Las escuelas públicas de la ciudad de Nueva York implementarán, a partir del curso 2026-2027, una nueva política tecnológica: los alumnos de preescolar a 8.º grado no podrán usar herramientas de IA generativa ni chatbots de compañía en el aula. La medida afecta a unos 600.000 estudiantes, aproximadamente dos tercios del total matriculado en las escuelas públicas de la ciudad.
La secundaria (high school) queda fuera de la prohibición, pero también se endurece: solo se mantienen unos pocos proyectos piloto bajo estrecha supervisión, mientras que todos los alumnos de secundaria recibirán dos clases de alfabetización en IA por curso escolar, centradas en sesgos algorítmicos, ética y pensamiento crítico.
Junto con la prohibición de la IA entran en vigor también límites de tiempo de pantalla:
- De preescolar a 2.º grado: sin dispositivos individuales de aprendizaje en el aula
- De 3.º a 5.º grado: máximo 30 minutos al día
- De 6.º a 8.º grado: máximo 45 minutos al día
También hay límites para el profesorado
Los profesores podrán seguir usando IA, pero solo para usos concretos: preparación de clases, traducción, redacción de avisos y otras tareas administrativas, siempre dentro de los estándares de seguridad fijados por la ciudad. Lo que queda prohibido está detallado con más precisión: calificar exámenes, vigilar el comportamiento, apoyar intervenciones en situaciones de crisis y elaborar planes de educación especial; estas cuatro tareas no pueden delegarse a un modelo de IA.
La lógica de esta línea divisoria es clara: todo lo que implique emitir un juicio o dejar constancia sobre un alumno concreto queda en manos de personas.

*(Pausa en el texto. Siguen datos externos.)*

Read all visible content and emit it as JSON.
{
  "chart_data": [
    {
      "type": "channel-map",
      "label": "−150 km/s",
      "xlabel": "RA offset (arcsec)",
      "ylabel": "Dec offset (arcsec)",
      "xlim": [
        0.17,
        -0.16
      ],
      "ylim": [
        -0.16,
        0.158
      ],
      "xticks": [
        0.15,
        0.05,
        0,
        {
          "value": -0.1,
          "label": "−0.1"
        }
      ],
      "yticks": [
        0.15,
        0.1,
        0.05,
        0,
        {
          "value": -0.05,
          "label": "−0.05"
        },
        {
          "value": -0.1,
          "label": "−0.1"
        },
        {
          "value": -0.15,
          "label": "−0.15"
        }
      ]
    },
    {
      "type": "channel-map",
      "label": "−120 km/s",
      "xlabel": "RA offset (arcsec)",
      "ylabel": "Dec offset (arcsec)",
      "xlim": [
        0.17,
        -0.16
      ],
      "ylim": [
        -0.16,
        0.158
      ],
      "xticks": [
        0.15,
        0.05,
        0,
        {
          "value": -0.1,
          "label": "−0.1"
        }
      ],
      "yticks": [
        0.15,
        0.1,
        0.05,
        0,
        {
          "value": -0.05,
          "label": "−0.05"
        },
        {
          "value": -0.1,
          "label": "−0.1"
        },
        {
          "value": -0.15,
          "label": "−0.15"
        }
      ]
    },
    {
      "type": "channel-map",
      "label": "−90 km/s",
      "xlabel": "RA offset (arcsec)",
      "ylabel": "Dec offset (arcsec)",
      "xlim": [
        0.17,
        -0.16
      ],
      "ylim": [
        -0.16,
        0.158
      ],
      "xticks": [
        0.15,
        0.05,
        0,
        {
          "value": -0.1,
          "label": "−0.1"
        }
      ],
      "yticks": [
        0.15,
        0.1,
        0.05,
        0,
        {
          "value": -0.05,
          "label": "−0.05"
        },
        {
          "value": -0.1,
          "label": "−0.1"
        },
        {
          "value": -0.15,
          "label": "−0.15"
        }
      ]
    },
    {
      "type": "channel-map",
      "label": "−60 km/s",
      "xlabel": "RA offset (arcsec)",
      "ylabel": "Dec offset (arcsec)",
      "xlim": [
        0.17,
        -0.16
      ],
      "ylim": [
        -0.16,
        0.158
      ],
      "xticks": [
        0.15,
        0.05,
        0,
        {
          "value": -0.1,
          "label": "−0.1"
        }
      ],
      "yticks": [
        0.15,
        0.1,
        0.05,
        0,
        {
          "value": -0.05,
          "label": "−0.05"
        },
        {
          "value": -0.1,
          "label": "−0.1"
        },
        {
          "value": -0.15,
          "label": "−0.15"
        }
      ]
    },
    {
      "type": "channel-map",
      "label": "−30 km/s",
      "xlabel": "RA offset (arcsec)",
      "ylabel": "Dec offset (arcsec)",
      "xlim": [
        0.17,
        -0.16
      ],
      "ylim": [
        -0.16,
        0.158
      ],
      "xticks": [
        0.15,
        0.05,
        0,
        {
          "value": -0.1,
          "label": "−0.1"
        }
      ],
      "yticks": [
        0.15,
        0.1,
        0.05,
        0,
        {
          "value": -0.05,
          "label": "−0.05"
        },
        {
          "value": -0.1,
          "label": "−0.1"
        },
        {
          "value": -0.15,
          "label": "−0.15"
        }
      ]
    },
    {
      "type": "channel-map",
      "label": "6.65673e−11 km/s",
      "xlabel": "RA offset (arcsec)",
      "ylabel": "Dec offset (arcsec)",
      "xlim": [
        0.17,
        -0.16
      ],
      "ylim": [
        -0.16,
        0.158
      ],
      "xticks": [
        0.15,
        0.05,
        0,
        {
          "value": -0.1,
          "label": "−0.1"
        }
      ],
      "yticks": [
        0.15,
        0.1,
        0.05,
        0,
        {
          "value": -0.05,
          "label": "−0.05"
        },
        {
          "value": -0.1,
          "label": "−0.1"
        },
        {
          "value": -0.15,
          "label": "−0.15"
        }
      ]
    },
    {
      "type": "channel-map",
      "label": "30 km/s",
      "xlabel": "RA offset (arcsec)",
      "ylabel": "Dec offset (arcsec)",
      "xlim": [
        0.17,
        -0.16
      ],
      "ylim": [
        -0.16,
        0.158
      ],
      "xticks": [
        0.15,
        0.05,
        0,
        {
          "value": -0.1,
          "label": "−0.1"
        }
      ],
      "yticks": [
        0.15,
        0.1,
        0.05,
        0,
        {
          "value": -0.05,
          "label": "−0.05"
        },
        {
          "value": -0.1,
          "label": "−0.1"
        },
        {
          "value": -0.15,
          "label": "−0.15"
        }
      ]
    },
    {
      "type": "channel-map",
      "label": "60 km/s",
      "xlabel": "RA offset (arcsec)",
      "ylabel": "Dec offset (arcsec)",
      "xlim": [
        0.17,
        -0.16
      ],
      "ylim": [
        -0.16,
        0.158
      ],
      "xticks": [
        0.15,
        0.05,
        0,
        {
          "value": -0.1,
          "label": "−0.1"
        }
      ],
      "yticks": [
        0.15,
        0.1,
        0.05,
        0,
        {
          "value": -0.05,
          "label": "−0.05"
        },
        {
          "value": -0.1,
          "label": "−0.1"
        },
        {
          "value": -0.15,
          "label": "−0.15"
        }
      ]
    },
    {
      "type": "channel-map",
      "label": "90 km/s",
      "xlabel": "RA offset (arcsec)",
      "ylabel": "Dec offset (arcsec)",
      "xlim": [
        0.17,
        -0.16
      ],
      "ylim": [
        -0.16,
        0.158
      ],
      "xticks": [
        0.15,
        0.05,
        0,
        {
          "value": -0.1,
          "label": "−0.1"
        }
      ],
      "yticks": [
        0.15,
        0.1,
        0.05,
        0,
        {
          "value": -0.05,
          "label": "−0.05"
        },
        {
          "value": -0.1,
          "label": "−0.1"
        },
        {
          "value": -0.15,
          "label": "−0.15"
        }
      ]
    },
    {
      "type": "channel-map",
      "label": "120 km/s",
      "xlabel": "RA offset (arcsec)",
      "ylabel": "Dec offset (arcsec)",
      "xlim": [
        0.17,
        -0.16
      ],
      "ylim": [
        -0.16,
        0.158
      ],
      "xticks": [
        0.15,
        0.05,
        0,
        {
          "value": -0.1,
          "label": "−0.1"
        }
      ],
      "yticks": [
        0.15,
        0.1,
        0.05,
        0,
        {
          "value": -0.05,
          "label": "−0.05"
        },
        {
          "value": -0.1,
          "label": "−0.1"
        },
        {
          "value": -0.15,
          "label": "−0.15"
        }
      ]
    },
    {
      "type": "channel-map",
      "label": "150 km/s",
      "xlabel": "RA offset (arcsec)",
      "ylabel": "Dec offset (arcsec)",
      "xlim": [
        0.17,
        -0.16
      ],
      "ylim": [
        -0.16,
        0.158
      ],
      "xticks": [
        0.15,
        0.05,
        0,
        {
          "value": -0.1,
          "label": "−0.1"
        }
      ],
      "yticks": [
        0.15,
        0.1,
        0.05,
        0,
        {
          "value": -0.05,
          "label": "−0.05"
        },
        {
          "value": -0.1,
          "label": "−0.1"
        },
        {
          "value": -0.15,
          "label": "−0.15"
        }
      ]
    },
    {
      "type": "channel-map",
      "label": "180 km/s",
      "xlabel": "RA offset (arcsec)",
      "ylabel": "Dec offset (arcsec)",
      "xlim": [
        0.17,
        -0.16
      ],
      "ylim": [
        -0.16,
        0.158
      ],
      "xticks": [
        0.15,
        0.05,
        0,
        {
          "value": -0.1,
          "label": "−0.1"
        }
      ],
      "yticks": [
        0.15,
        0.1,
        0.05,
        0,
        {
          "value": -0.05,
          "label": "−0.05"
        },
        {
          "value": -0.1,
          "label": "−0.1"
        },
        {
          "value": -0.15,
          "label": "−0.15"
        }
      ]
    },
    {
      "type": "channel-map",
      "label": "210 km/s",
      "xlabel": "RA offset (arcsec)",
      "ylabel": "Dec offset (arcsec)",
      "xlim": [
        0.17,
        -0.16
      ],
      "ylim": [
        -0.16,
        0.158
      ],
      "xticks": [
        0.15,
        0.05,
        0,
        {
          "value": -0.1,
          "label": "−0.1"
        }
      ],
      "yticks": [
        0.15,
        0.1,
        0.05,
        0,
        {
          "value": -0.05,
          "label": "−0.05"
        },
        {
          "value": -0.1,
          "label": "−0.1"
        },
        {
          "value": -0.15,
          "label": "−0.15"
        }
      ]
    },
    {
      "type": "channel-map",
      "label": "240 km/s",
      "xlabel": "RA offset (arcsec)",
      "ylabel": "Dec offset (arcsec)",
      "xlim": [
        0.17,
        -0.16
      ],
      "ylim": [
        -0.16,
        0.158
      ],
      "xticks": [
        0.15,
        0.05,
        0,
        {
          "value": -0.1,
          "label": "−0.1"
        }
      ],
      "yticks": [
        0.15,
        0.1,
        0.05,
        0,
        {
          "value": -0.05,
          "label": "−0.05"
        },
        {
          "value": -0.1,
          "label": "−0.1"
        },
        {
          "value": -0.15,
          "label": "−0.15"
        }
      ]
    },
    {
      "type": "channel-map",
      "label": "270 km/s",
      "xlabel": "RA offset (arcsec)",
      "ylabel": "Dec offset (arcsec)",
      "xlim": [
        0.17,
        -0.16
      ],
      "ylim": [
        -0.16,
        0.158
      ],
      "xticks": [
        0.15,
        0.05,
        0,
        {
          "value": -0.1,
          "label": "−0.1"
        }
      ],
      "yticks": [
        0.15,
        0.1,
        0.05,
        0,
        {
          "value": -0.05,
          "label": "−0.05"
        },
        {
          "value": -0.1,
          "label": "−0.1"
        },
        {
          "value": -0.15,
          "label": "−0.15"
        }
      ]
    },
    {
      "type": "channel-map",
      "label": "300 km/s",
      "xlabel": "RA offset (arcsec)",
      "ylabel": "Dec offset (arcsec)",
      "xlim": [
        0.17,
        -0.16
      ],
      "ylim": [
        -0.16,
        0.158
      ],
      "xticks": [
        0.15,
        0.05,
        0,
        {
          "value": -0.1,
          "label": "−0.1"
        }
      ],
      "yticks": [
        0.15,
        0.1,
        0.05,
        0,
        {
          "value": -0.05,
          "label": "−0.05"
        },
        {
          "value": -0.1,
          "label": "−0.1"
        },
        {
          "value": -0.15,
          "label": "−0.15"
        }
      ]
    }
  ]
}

La medida responde a los dos tipos de quejas más frecuentes de los padres en los últimos dos años: la falta de transparencia en la calificación por algoritmos y los incidentes ocurridos cuando situaciones de índole emocional se dejaron en manos de chatbots. Que un profesor use IA para preparar clases no cambia el trato que recibe el alumno; que la IA califique un examen, en cambio, queda anotado directamente en su expediente: los dos riesgos no están, de entrada, al mismo nivel.
La postura de un solo distrito, con un peso que va mucho más allá de él
"The tech industry wants us to believe that A.I.-powered early education is not only inevitable, but necessary. We do not see it that way."
Alcalde Mamdani: La industria tecnológica quiere hacernos creer que la educación infantil impulsada por IA no solo es inevitable, sino necesaria. Nosotros no lo vemos así.
Calificó la política como una "pausa" y añadió que la ciudad seguirá adoptando nuevas tecnologías, siempre que estén al servicio de los alumnos. La elección del 8.º grado como línea de corte tampoco es casual: abarca prácticamente toda la etapa de educación obligatoria y deja los proyectos piloto solo para alumnos de secundaria, considerados psicológicamente más maduros y con un currículo de apoyo.
Michael Mulgrew, presidente del sindicato de profesores, lo resume de forma más cercana al día a día: los padres ya están bastante alterados con la IA, porque lo que oyen son, sobre todo, rumores alarmantes.
El sistema de escuelas públicas de Nueva York es el más grande de Estados Unidos. El efecto real de este tipo de políticas suele notarse no en el texto en sí, sino en las compras públicas: los usos explícitamente prohibidos dejan de servir a los proveedores como caso de éxito o argumento para renovar contratos. En los últimos dos años, el discurso comercial de los productos educativos de IA se ha apoyado casi siempre en la frase "el distrito ya lo está usando". Ahora que el mayor distrito del país ha dejado clara su postura, la forma en que los comités de compras de otros distritos aborden el tema dirá más sobre lo que viene que el propio texto de la política.
Fuentes: ABC7 New York, CocoLoop, comunicado de política del Departamento de Educación de Nueva York; la cifra de alumnos afectados, los límites de tiempo de pantalla por curso y los límites de uso para el profesorado se verificaron punto por punto.